Ronnie estaba contemplando las fotos enmarcadas que había en un estante, encima de una gran pantalla de televisión. Dos de ellas eran tomas de estudio de un niño muy guapo, una de cuando tenía alrededor de dos años y otra en la que parecía tener cinco. En ambas fotos el niño llevaba traje, camisa blanca y corbata. En la tercera foto, también de estudio, el niño posaba junto a su madre. Él, con americana y corbata, y ella, con un vestido negro clásico de escote en V y como única joya un collar de perlas colgado del cuello. La mujer era de una belleza deslumbrante, con el cabello de color… ¿qué color? Castaño dorado, quizás. Un cabello abundante y sedoso que cualquier mujer moriría por tener.
Ronnie tocó el marco cuidadosamente y dijo:
– Su familia es muy guapa.
– Mi niño -dijo Alí, sonriendo de verdad por primera vez-. Mi corazón, mi vida, mi pequeño Nicky.
– Su mujer debería salir en las películas -dijo Ronnie-, ¿no te parece, Bix?

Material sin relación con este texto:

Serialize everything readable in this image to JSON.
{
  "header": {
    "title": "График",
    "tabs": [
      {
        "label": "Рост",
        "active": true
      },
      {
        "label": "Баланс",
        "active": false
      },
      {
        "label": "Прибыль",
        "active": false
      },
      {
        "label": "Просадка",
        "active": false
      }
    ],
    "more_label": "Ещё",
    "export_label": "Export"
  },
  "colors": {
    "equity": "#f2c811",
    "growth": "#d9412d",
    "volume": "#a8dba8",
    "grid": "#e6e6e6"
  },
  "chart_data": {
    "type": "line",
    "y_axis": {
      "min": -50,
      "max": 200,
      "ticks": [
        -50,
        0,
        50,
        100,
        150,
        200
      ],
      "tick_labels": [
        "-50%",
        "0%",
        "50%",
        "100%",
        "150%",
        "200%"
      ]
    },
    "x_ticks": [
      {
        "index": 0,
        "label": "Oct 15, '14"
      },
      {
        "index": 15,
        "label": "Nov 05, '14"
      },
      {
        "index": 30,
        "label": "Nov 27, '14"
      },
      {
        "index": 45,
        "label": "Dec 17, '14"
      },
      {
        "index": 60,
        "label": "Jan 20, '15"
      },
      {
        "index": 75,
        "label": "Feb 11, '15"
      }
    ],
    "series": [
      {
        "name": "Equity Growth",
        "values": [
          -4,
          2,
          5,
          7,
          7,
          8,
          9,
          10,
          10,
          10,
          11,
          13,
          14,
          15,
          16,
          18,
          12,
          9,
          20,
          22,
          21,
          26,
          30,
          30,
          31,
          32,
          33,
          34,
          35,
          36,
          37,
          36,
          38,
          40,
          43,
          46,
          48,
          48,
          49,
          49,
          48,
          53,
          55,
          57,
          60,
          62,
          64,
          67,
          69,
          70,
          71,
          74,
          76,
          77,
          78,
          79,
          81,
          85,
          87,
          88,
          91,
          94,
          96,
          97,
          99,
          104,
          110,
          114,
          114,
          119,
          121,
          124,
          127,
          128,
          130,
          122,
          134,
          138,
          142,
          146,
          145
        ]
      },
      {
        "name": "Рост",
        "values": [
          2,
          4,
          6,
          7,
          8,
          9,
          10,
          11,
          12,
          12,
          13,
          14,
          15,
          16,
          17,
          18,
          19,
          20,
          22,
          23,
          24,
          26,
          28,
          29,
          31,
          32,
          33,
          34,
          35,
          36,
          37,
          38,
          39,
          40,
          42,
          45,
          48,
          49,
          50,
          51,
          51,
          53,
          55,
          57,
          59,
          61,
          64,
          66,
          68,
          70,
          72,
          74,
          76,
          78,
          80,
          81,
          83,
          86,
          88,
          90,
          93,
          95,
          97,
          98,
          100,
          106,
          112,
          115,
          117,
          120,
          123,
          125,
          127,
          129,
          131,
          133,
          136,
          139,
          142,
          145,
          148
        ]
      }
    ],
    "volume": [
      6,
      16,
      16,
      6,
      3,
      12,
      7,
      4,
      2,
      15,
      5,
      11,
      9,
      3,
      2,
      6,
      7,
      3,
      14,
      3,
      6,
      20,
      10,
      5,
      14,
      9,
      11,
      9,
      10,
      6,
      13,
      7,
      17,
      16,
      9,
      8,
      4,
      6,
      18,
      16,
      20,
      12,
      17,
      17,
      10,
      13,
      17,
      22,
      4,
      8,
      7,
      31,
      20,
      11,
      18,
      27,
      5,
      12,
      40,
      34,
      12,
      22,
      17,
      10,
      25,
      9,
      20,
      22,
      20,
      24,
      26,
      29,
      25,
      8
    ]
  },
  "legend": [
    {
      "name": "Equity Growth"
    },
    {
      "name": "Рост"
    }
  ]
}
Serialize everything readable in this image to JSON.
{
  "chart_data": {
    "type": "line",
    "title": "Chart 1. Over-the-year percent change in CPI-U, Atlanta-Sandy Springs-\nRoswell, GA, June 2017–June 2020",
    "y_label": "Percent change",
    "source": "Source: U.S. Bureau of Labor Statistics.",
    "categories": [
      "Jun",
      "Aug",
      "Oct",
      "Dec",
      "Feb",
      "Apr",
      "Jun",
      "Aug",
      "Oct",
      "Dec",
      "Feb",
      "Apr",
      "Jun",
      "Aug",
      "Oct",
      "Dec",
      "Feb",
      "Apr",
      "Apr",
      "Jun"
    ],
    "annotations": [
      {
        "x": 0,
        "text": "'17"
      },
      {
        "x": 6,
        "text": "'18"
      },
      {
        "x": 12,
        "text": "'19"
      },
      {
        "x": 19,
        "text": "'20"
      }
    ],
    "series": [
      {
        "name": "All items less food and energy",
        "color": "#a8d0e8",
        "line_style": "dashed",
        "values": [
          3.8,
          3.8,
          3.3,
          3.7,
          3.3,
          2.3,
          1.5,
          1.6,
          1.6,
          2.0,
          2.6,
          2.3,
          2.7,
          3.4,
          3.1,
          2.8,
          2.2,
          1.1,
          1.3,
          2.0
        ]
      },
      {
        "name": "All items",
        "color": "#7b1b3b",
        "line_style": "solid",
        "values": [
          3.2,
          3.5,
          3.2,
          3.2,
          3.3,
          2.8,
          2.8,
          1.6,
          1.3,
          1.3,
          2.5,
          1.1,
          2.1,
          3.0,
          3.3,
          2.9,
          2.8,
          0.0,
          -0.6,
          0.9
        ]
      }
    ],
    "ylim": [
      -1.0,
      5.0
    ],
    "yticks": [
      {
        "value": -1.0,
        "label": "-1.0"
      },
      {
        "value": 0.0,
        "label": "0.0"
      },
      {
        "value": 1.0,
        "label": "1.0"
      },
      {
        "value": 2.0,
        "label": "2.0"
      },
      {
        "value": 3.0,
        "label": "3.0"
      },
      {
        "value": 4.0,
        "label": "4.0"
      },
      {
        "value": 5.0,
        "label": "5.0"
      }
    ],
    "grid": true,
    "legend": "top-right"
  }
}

– Ajá -dijo Bix, mirando apenas la foto.
Entonces la sonrisa de Alí se agrió, y dijo:
– Estamos en plena batalla de divorcio.
– Oh, lo siento -dijo Ronnie.
– No se preocupe -dijo Alí-. Voy a conseguir quitarle a mi hijo. Tengo el mejor abogado de divorcios de Los Ángeles.
Se despidieron, y cuando ya habían abandonado el club, Bix dijo:
– Bien, ¿y qué te parece Alí Aziz?
– No quisiera tener que trabajar para él -dijo ella.
– Ni se inmuta cuando habla con policías -dijo Bix.
– ¡Por favor! No se le mueve ni un pelo.
Mientras se subían al coche para dar por terminada la guardia, ella dijo:
– No nos dará problemas durante mucho tiempo. Ese tío está tan cargado de oro que probablemente algún día se ahogará en su propia piscina, si se adentra en los bajos fondos.
Y así habría acabado su tranquila guardia si de camino hacia la comisaría no hubiesen pasado por Sunset Boulevard. El tráfico no estaba tan mal aquella tarde, pero Sunset estaba atascado en Vine Street a causa de una baliza que había colocado un motorista, que confundía a la gente. Un coche patrulla que iba a toda velocidad hacia el norte de Vine Street llegó zumbando al semáforo de la esquina. Bix encendió la luz de la sirena y condujo en sentido contrario por el carril de dirección este, giró en Vine y allí estaba el gran choque.
– Tiene que haber ocurrido hace un momento -dijo Ronnie, mientras dos policías de la Guardia 3 corrían desde su tienda hacia un viejo Chevy Caprice aplastado que había dado más de una vuelta después de haber sido embestido de lado por un camión de remolque de dos toneladas. El camión, que conducía un muchacho con el teléfono móvil pegado a la oreja, se había saltado el semáforo en rojo cuando iba por el carril sur. El chico tenía el rostro herido y lleno de sangre, y estaba reclinado contra una puerta que, debido a la fuerza del impacto, había quedado doblada en dos como una cartera.